«Sono figurine d’osso», disse poi Therru. Solo allora la bambina distolse lo sguardo e si avviò, camminando davanti all’uomo e alla donna, lungo lo stretto sentiero.
«La sua lingua», disse Ged. «La sua lingua materna.»
«Tehanu», disse Tenar. «Il suo nome è Tehanu.»
«Le è stato assegnato dal Datore di Nomi.»
«È sempre stata Tehanu, fin dall’inizio.»
«Venite!» disse la bambina, girandosi verso di loro. «Zia Muschio sta male.»
Finalmente poterono trasportare Muschio alla luce e all’aria, lavarle le piaghe e bruciare le lenzuola sudicie del letto, mentre Therru andava a casa di Ogion a prendere la biancheria pulita. Oltre alla biancheria Therru portò anche Erica, la pastorella, e con il suo aiuto sistemarono di nuovo la vecchia sul letto, circondata dalle sue galline; Erica andò a prendere qualcosa da mangiare.
«Qualcuno dovrebbe andare a Porto Gont, a chiedere del mago, perché si prenda cura di Muschio: può ancora guarire. E perché vada al castello. Il vecchio, adesso, potrà morire; e il nipote potrà vivere, se il castello verrà ripulito…» Ged si sedette sulla soglia della casa di Muschio, appoggiò la testa allo stipite, in un punto illuminato dalla luce del sole, e chiuse gli occhi. «Che cos’è che ci spinge a fare le cose che facciamo?» si chiese.
Tenar si lavava il viso, le braccia e le mani in un catino di acqua pulita che lei stessa aveva attinto al pozzo poco prima. Quando ebbe finito, si guardò attorno. Ged, completamente esausto, si era addormentato, con la faccia rivolta al sole del mattino. Tenar si sedette accanto a lui e appoggiò la testa sulla sua spalla. Siamo davvero salvi? si chiese. Come avremo fatto a salvarci?
Guardò la mano di Ged, non più stretta a pugno, ma aperta sul gradino di terra battuta. Pensò al cardo che annuiva nel vento, alla zampa del drago, irta d’artigli, e alle sue scaglie rosse e dorate. Era semiaddormentata quando la bambina si venne a sedere accanto a lei.
«Tehanu», mormorò.
«Il mio alberello è morto», le disse la bambina.
Dopo qualche istante, la mente stanca e sonnolenta di Tenar comprese e si destò abbastanza per rispondere. «Ci sono pesche sull’albero grande?»
Parlavano piano, per non svegliare l’uomo addormentato.
«Solo piccole e verdi.»
«Matureranno, dopo la Grande Danza. Tra poco.»

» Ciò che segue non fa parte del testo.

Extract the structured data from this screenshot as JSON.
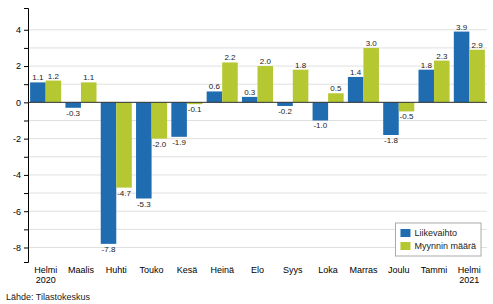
{
  "chart_data": {
    "type": "bar",
    "categories": [
      "Helmi\n2020",
      "Maalis",
      "Huhti",
      "Touko",
      "Kesä",
      "Heinä",
      "Elo",
      "Syys",
      "Loka",
      "Marras",
      "Joulu",
      "Tammi",
      "Helmi\n2021"
    ],
    "series": [
      {
        "name": "Liikevaihto",
        "color": "#1f6cb0",
        "values": [
          1.1,
          -0.3,
          -7.8,
          -5.3,
          -1.9,
          0.6,
          0.3,
          -0.2,
          -1.0,
          1.4,
          -1.8,
          1.8,
          3.9
        ],
        "value_labels": [
          "1.1",
          "-0.3",
          "-7.8",
          "-5.3",
          "-1.9",
          "0.6",
          "0.3",
          "-0.2",
          "-1.0",
          "1.4",
          "-1.8",
          "1.8",
          "3.9"
        ]
      },
      {
        "name": "Myynnin määrä",
        "color": "#b5c832",
        "values": [
          1.2,
          1.1,
          -4.7,
          -2.0,
          -0.1,
          2.2,
          2.0,
          1.8,
          0.5,
          3.0,
          -0.5,
          2.3,
          2.9
        ],
        "value_labels": [
          "1.2",
          "1.1",
          "-4.7",
          "-2.0",
          "-0.1",
          "2.2",
          "2.0",
          "1.8",
          "0.5",
          "3.0",
          "-0.5",
          "2.3",
          "2.9"
        ]
      }
    ],
    "ylim": [
      -8.8,
      5.2
    ],
    "yticks": [
      -8,
      {
        "value": -7,
        "label": ""
      },
      -6,
      {
        "value": -5,
        "label": ""
      },
      -4,
      {
        "value": -3,
        "label": ""
      },
      -2,
      {
        "value": -1,
        "label": ""
      },
      0,
      {
        "value": 1,
        "label": ""
      },
      2,
      {
        "value": 3,
        "label": ""
      },
      4
    ],
    "grid": true,
    "legend": "lower right",
    "data_labels": true,
    "annotations": [
      "Lähde: Tilastokeskus"
    ]
  }
}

«Potremo piantarne un’altra?»
«Più di una, se vuoi. La casa è a posto?»
«È vuota.»
«Andiamo a vivere là?» Si svegliò un po’ di più, e appoggiò il braccio sulla spalla della bambina. «Ho del denaro», spiegò. «Quanto basta per comprare un gregge di capre, e anche il pascolo invernale di Turby, se è ancora in vendita. Ged sa dove portarle in montagna, d’estate… Chissà se la lana che abbiamo messo da parte è ancora qui?» Mentre lo diceva, pensò: abbiamo lasciato i libri, i libri di Ogion! Sulla mensola del focolare, alla Fattoria delle Querce… Li abbiamo lasciati a Scintilla, che, poveretto, non si sognerebbe di leggerne neppure una parola!

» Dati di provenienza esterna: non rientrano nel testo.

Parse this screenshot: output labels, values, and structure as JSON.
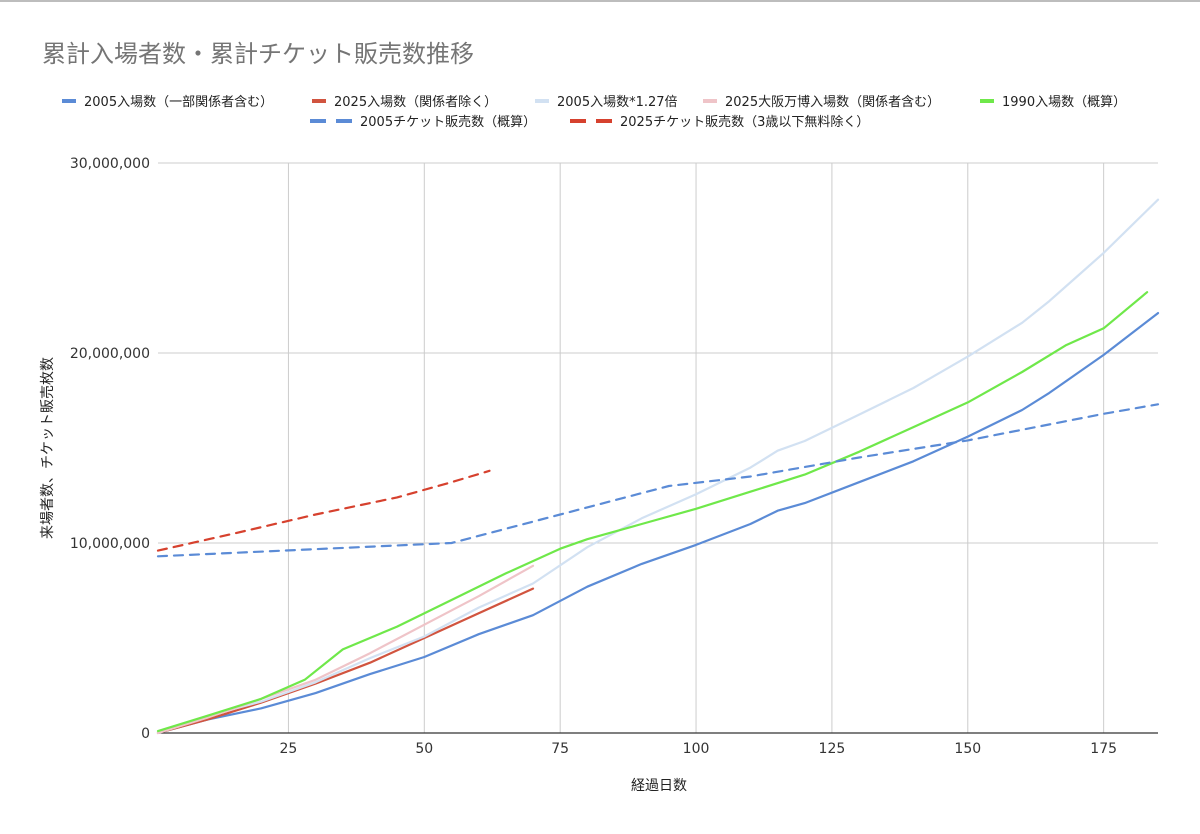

Ma non le parve una cosa grave. C’erano nuove cose da imparare, senza dubbio. E in qualsiasi momento avrebbe potuto mandare qualcuno a prenderli, se Ged ne avesse avuto bisogno. E a prendere il suo arcolaio. Oppure, ci sarebbe potuta andare lei stessa, il prossimo autunno, approfittandone per fare visita al figlio, per chiacchierare un po’ con Lodola, e per stare qualche giorno con Melina. Però, occorreva seminare immediatamente l’orto di Ogion, se volevano mangiarne la verdura quell’estate. Ricordò i filari di fagioli e il profumo delle loro infiorescenze. Pensò alla piccola finestra d’occidente. «Penso che potremo davvero vivere quassù», disse.